San Severino di Centola, nel basso Cilento, è un borgo medievale abbandonato situato sulla sommità di un colle, con la cima bipartita da una sella, la quale divide in due zone l’insediamento in cui si distinguono i ruderi del castello e della chiesa, dall’area in cui vi sono le abitazioni abbandonate dai cittadini.
Il borgo era noto come “San Severino de Camerota”, di cui fu casale per un lungo periodo, mentre dopo il 1861 prese l’attuale denominazione di San Severino di Centola.
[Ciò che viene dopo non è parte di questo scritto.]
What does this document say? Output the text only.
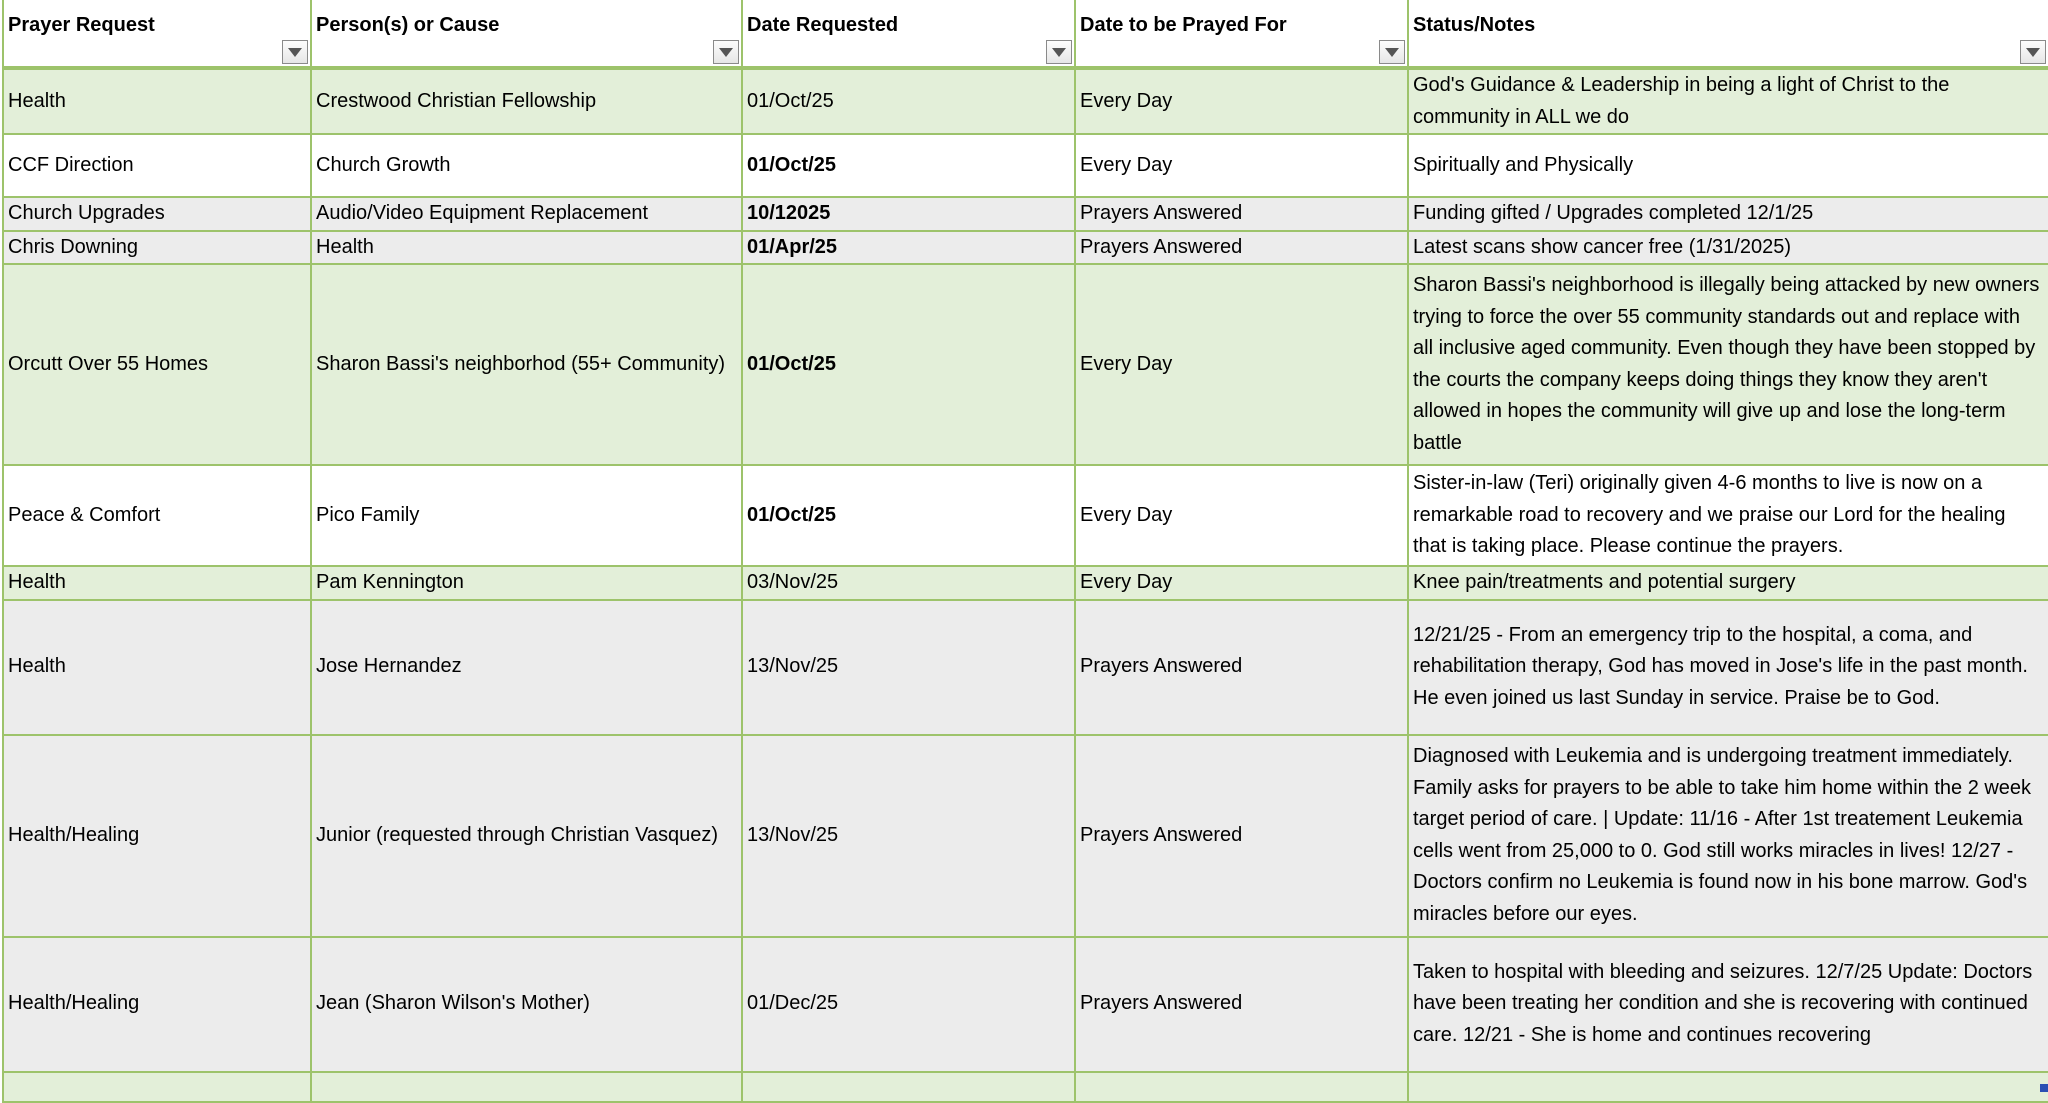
Prayer Request	Person(s) or Cause	Date Requested	Date to be Prayed For	Status/Notes

Health	Crestwood Christian Fellowship	01/Oct/25	Every Day	God's Guidance & Leadership in being a light of Christ to the community in ALL we do
CCF Direction	Church Growth	01/Oct/25	Every Day	Spiritually and Physically
Church Upgrades	Audio/Video Equipment Replacement	10/12025	Prayers Answered	Funding gifted / Upgrades completed 12/1/25
Chris Downing	Health	01/Apr/25	Prayers Answered	Latest scans show cancer free (1/31/2025)
Orcutt Over 55 Homes	Sharon Bassi's neighborhod (55+ Community)	01/Oct/25	Every Day	Sharon Bassi's neighborhood is illegally being attacked by new owners trying to force the over 55 community standards out and replace with all inclusive aged community. Even though they have been stopped by the courts the company keeps doing things they know they aren't allowed in hopes the community will give up and lose the long-term battle
Peace & Comfort	Pico Family	01/Oct/25	Every Day	Sister-in-law (Teri) originally given 4-6 months to live is now on a remarkable road to recovery and we praise our Lord for the healing that is taking place. Please continue the prayers.
Health	Pam Kennington	03/Nov/25	Every Day	Knee pain/treatments and potential surgery
Health	Jose Hernandez	13/Nov/25	Prayers Answered	12/21/25 - From an emergency trip to the hospital, a coma, and rehabilitation therapy, God has moved in Jose's life in the past month. He even joined us last Sunday in service. Praise be to God.
Health/Healing	Junior (requested through Christian Vasquez)	13/Nov/25	Prayers Answered	Diagnosed with Leukemia and is undergoing treatment immediately. Family asks for prayers to be able to take him home within the 2 week target period of care. | Update: 11/16 - After 1st treatement Leukemia cells went from 25,000 to 0. God still works miracles in lives! 12/27 - Doctors confirm no Leukemia is found now in his bone marrow. God's miracles before our eyes.
Health/Healing	Jean (Sharon Wilson's Mother)	01/Dec/25	Prayers Answered	Taken to hospital with bleeding and seizures. 12/7/25 Update: Doctors have been treating her condition and she is recovering with continued care. 12/21 - She is home and continues recovering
Il casale conserva ancora i caratteri architettonici del borgo medievale e lo sviluppo successivo del villaggio conserva tracce dei periodi longobardo, angioino, aragonese, del Seicento, del Settecento e vi sono tracce più marcate dell’Ottocento, mentre le tracce della prima metà del Novecento sono legate all’ultimo periodo di vita di San Severino con l’abbandono da parte degli abitanti e alla sua progressiva “distruzione”.
Il colle venne scelto per la sua posizione strategica di difesa e di controllo del territorio, infatti i due strapiombi rocciosi che si affacciano sulla “Gola del Diavolo” rendevano, prima la torre quadrata e poi il castello, inaccessibili da due lati, mentre gli altri passaggi erano salvaguardati dalla cortina di abitazioni che erano costruite in maniera tale da costituire una barriera simile a quella delle mura, le quali considerata la morfologia del luogo che non forniva spazi ampi per effettuare delle manovre militari di attacco, potevano essere sostituite dalla cortina edilizia, con il lato esposto verso la vallata con poche e piccole aperture, per cui l’abitato stesso costituisce “lo Muro”, il limite fisico tra la residenza e la campagna, realizzando un sistema difensivo mimetizzato dalle abitazioni.
Il complesso più antico, costruito nella zona più alta e arroccata del colle sullo strapiombo della “Gola del Diavolo”, probabilmente risale al X-XI secolo.